= Langue and parole =

Two terms of Saussure

Langue and parole is a theoretical linguistic dichotomy distinguished by Ferdinand de Saussure in his Course in General Linguistics.

The French term langue ('[an individual] language') encompasses the abstract, systematic rules and conventions of a signifying system; it is independent of, and pre-exists, the individual user. It involves the principles of language, without which no meaningful utterance, or parole, would be possible.

In contrast, parole ('speech') refers to the concrete instances of the use of langue, including texts which provide the ordinary research material for linguistics.

==Background and significance==

Structural linguistics, as proposed by Saussure, assumes a non-biological standpoint of culture within the nature–nurture divide. Langue and parole make up two thirds of Saussure's speech circuit (French: circuit de la parole); the third part being the brain, where the individual's knowledge of language is located. The speech circuit is a feedback loop between the individual speakers of a given language. It is an interactive phenomenon: knowledge of language arises from language usage, and language usage arises from knowledge of language. Saussure, however, argues that the true locus of language is neither in the verbal behaviour (parole) nor in the mind of the speakers, but is situated in the loop between speech and the individual, existing as such nowhere else but only as a social phenomenon within the speech community.

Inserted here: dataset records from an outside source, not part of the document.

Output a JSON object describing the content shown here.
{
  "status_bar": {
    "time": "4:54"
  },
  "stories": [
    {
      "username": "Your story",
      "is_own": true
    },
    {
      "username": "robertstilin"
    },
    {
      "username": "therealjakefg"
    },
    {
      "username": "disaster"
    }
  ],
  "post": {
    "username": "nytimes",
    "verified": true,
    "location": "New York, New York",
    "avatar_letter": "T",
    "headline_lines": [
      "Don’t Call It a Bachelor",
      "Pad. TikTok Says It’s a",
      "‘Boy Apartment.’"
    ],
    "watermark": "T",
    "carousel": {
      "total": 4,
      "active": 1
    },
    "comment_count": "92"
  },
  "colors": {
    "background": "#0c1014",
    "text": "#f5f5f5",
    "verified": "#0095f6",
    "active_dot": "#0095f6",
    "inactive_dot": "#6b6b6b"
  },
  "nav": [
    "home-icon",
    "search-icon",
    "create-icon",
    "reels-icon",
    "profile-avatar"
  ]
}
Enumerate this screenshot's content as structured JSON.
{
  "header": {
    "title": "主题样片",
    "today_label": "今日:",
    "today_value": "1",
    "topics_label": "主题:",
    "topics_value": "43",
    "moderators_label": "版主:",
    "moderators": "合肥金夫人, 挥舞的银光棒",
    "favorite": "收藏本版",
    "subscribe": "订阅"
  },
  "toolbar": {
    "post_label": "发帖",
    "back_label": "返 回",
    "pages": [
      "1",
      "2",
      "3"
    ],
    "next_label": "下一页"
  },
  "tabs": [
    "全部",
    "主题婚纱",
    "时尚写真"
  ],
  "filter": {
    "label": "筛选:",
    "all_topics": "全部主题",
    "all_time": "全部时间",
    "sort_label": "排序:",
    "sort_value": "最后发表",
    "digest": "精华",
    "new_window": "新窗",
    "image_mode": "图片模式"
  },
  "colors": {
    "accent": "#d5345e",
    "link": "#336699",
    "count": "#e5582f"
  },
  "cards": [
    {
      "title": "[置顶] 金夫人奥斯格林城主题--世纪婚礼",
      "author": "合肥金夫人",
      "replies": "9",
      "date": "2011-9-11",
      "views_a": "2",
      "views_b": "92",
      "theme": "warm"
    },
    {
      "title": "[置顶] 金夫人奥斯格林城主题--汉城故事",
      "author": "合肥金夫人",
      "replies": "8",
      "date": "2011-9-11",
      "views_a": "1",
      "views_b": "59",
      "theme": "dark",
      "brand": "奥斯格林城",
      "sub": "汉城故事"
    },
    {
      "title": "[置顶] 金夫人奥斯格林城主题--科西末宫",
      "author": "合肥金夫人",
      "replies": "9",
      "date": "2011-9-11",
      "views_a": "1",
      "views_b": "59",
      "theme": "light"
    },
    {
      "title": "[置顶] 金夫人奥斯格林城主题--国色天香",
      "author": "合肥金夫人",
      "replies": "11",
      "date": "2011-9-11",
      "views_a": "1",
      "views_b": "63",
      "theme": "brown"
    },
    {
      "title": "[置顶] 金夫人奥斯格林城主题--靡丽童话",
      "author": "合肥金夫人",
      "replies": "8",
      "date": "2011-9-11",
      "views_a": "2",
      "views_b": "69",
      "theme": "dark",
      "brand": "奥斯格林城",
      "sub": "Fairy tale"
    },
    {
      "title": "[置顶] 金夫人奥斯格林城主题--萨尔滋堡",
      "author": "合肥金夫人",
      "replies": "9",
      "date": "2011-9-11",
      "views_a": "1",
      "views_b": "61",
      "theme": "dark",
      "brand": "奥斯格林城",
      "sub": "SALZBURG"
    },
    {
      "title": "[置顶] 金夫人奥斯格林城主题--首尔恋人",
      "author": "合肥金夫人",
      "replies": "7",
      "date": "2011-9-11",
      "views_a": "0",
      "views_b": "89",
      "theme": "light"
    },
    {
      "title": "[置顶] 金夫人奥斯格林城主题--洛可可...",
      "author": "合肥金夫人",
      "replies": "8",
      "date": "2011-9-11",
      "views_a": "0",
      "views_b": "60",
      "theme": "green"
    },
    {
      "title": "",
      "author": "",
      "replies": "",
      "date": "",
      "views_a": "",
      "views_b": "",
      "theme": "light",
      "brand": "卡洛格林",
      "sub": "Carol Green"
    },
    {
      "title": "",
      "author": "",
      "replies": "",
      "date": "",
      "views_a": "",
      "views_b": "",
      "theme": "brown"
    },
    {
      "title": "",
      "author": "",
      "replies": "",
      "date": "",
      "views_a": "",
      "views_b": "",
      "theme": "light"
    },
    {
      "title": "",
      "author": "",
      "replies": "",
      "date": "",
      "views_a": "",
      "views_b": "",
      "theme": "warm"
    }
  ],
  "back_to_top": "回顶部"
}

Consequently, Saussure rejects other contemporary views of language and argues for the autonomy of linguistics. According to Saussure, general linguistics is not:
- the study of human mind, as thought by structural psychologists such as Wilhelm Wundt (and, later, generative and cognitive linguists).
- the study of evolutionary psychology or the biological research of living organisms as claimed by Charles Darwin and the evolutionary linguists (which would later include 'usage-based linguistics' which also argues for a feedback loop between the speakers, but without the emergent langue phenomenon).
- an empirical discipline in the same way that natural sciences are because the true object of study has no physical substance. Saussure however argues that linguistic structures can be scientifically uncovered through text analysis.

Linguistics, then, in Saussure's conception, is properly regarded as the study of semiology, or languages as semiotic (sign) systems.

==Meaning of the terms==

===Langue===
French has two words corresponding to the English word language:

1. langue, which is primarily used to refer to individual languages such as French and English; and
2. langage, which primarily refers to language as a general phenomenon, or to the human ability to have language.

Langue therefore corresponds to the common meaning of language, and the pair langue versus parole is properly expressed in English as 'language versus speech', so long as language is not to be taken in evolutionary terms, but as a description of an (ultimately lifeless) immaterial sign system. The Saussurean term is not, for example, compatible with the concepts of language organ, Universal Grammar, or linguistic competence from the Chomskyan frame of reference. Instead, it is the concept of any language as a semiological system, a social fact, and a system of linguistic norms.

===Parole===
Parole, in typical translation, means 'speech'. Saussure, on the other hand, intended for it to mean both the written and spoken language as experienced in everyday life; it is the precise utterances and use of langue. Therefore, parole, unlike langue, is as diverse and varied as the number of people who share a language and the number of utterances and attempts to use that language.

==Relation to formal linguistics==
From a formal linguistics perspective, Saussure's concept of language and speech can be thought of as corresponding, respectively, to a formal language and the sentences it generates. De Saussure argued before Course in General Linguistics that linguistic expressions might be algebraic.

Building on his insights, Louis Hjelmslev proposed in his 1943 Prolegomena to a Theory of Language a model of linguistic description and analysis based on work of mathematicians David Hilbert and Rudolf Carnap in formal language theory. The structuralist endeavor is, however, more comprehensive, ranging from the mathematical organisation of the semantic system to phonology, morphology, syntax, and the whole discourse or textual arrangement. The algebraic device was considered by Hjelmslev as independent of psychology, sociology and biology. It is consolidated in consequent models of structural–functional linguistics including Systemic Functional Linguistics.

Despite this success, American advocates of the natural paradigm managed to fend off European structuralism by making its own modifications of the model. In 1946, Zellig Harris introduced transformational generative grammar which excluded semantics and placed the direct object into the verb phrase, following Wundt's psychological concept, as advocated in American linguistics by Leonard Bloomfield. Harris's student Noam Chomsky argued for the cognitive essence of linguistic structures, eventually giving the explanation that they were caused by a random genetic mutation in humans.